Nice little Downtown Saturday

From there, head south down Main Street, take a left on Colorado Avenue and walk to Casino Center Boulevard. This lands you in front of the Funkhouse (1228 S. Casino Center Blvd.), where you’ll find more vintage offerings and just about everything you never knew existed.

Then head east across Casino Center Boulevard to Williams Costumes Co. (1226 S. Third St.), a gem of a costume company that has been outfitting Las Vegas since 1954. The Gypsy Den (213 E. Colorado Ave.), which specializes in vintage clothes and accessories, is directly across the street.

When finished there, go back to Casino Center Boulevard, walk three blocks north to Charleston Boulevard, where on your left you’ll find Brett Wesley Gallery (1112 Casino Center Blvd.), which features a diverse selection of more conventional contemporary art and photography. Gaia (4 E. Charleston Blvd.), an eco-friendly plant and flower shop that features art exhibits, is just beyond that. The Arts Factory is directly across Charleston Boulevard. Enter the back of Arts Factory to visit Trifecta Gallery (107 E. Charleston Blvd.), which features mostly contemporary representational art with an emphasis on illustration and painting, and the Contemporary Arts Center, a longtime institution which exhibits cutting-edge, mostly emerging and experimental art.

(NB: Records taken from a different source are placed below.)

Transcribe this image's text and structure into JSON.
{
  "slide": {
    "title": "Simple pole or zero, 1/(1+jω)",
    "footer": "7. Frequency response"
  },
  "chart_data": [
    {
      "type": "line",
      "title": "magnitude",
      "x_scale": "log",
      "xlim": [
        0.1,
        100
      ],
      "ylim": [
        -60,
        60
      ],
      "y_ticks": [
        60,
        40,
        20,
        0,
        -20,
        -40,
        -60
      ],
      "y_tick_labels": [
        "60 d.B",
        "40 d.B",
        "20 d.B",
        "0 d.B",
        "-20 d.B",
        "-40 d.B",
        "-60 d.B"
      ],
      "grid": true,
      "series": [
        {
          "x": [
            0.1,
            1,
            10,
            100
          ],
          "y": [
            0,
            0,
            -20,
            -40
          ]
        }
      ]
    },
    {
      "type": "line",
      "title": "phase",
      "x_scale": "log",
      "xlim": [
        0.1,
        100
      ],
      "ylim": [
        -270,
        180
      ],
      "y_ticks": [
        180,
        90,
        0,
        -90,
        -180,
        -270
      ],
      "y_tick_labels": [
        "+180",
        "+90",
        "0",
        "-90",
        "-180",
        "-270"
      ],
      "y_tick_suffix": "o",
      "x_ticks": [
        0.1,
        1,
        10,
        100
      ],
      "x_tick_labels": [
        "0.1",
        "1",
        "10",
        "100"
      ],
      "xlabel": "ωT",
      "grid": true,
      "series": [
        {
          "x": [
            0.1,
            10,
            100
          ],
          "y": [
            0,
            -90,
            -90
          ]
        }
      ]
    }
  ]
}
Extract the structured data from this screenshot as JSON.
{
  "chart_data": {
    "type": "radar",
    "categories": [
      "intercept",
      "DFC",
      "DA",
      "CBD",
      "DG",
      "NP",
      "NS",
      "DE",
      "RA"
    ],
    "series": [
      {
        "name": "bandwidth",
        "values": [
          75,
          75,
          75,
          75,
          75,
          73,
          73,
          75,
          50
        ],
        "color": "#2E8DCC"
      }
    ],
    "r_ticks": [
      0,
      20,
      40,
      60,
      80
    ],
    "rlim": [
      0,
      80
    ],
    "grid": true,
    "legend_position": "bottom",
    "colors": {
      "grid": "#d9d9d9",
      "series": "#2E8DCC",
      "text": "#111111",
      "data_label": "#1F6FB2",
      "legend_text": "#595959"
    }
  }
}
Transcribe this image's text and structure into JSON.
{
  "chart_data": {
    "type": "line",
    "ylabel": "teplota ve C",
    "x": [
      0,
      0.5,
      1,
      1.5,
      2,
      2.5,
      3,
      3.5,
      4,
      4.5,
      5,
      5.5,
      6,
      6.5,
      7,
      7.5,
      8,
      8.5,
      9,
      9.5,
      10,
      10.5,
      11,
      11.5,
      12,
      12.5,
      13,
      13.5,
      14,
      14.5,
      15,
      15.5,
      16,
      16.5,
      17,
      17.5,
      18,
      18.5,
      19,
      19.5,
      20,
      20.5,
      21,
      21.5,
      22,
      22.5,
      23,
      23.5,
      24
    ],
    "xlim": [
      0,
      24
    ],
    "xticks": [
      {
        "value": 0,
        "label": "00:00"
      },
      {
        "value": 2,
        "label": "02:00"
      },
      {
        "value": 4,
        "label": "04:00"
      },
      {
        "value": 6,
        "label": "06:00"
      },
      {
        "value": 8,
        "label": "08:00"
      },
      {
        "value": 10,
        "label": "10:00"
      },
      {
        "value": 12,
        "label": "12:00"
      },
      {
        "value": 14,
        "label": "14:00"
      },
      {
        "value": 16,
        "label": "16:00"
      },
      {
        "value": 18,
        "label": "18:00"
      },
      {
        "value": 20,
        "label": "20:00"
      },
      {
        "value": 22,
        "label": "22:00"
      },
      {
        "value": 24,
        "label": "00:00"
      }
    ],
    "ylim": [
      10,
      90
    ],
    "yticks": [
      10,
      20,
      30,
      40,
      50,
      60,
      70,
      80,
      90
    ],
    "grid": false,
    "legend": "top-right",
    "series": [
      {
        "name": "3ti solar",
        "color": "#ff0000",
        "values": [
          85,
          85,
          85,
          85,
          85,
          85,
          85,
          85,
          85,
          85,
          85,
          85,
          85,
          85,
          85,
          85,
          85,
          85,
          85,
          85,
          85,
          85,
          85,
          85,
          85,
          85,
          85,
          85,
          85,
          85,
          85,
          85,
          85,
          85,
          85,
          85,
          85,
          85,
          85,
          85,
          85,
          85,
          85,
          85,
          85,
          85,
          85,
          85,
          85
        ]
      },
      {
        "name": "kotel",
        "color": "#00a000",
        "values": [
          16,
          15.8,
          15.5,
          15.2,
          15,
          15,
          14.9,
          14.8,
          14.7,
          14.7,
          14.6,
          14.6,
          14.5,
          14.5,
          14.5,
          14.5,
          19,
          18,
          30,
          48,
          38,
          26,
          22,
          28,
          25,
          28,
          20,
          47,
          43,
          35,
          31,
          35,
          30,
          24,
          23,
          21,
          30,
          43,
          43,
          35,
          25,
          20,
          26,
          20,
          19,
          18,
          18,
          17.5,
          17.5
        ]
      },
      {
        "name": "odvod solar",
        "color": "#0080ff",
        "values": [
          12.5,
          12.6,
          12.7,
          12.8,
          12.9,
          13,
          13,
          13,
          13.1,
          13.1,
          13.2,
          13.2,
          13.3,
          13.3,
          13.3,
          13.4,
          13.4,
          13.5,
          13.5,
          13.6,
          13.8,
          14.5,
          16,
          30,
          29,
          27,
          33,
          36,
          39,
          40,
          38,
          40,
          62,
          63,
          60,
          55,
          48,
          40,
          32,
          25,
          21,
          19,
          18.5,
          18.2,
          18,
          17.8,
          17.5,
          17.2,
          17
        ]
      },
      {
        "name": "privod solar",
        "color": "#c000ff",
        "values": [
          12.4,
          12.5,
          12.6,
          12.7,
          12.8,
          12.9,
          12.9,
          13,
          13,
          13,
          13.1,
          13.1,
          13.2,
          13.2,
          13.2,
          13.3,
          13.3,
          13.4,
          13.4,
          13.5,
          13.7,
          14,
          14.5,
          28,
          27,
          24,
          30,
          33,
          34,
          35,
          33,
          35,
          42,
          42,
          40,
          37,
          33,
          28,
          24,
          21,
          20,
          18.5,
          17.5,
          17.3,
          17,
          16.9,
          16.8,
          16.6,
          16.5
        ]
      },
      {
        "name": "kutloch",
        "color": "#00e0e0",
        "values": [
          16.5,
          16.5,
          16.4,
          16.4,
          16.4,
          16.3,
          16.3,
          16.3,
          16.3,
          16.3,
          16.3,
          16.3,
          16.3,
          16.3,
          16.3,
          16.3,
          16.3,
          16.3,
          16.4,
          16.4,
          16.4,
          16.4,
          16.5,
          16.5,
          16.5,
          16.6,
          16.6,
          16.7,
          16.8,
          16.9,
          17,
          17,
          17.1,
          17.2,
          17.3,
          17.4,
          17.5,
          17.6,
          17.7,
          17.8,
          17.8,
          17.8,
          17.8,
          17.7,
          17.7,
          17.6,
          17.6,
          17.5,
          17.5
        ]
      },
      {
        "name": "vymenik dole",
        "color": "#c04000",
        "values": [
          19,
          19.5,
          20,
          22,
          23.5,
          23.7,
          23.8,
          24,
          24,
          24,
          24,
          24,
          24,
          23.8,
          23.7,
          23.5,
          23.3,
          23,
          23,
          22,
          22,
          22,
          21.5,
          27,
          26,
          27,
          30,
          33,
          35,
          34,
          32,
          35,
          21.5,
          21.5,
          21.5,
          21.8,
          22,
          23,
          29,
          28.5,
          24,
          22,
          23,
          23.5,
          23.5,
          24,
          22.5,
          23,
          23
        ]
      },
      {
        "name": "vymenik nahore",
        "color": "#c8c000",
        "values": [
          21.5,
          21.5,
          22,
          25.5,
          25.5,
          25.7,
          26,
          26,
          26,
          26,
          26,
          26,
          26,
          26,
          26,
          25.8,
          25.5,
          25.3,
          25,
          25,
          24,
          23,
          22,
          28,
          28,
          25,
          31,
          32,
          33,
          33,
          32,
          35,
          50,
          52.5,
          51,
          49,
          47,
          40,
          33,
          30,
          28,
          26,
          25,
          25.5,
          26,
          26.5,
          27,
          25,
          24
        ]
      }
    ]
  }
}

If you’d rather stuff yourself with tablouli before taking your Downtown stroll, start at Paymon’s Mediterranean Bistro (107 E. Charleston Blvd., at the east end of the Arts Factory), walk around to the back of the building and into the Arts Factory, and you can hit all the stops in reverse order.

If there's time, make a trip to the Attic, 1018 S. Main St., where the funky and vintage collide, and stylish, wacky threads from the past mix with vintage radios, sunglasses, hats, art, jewelry and more.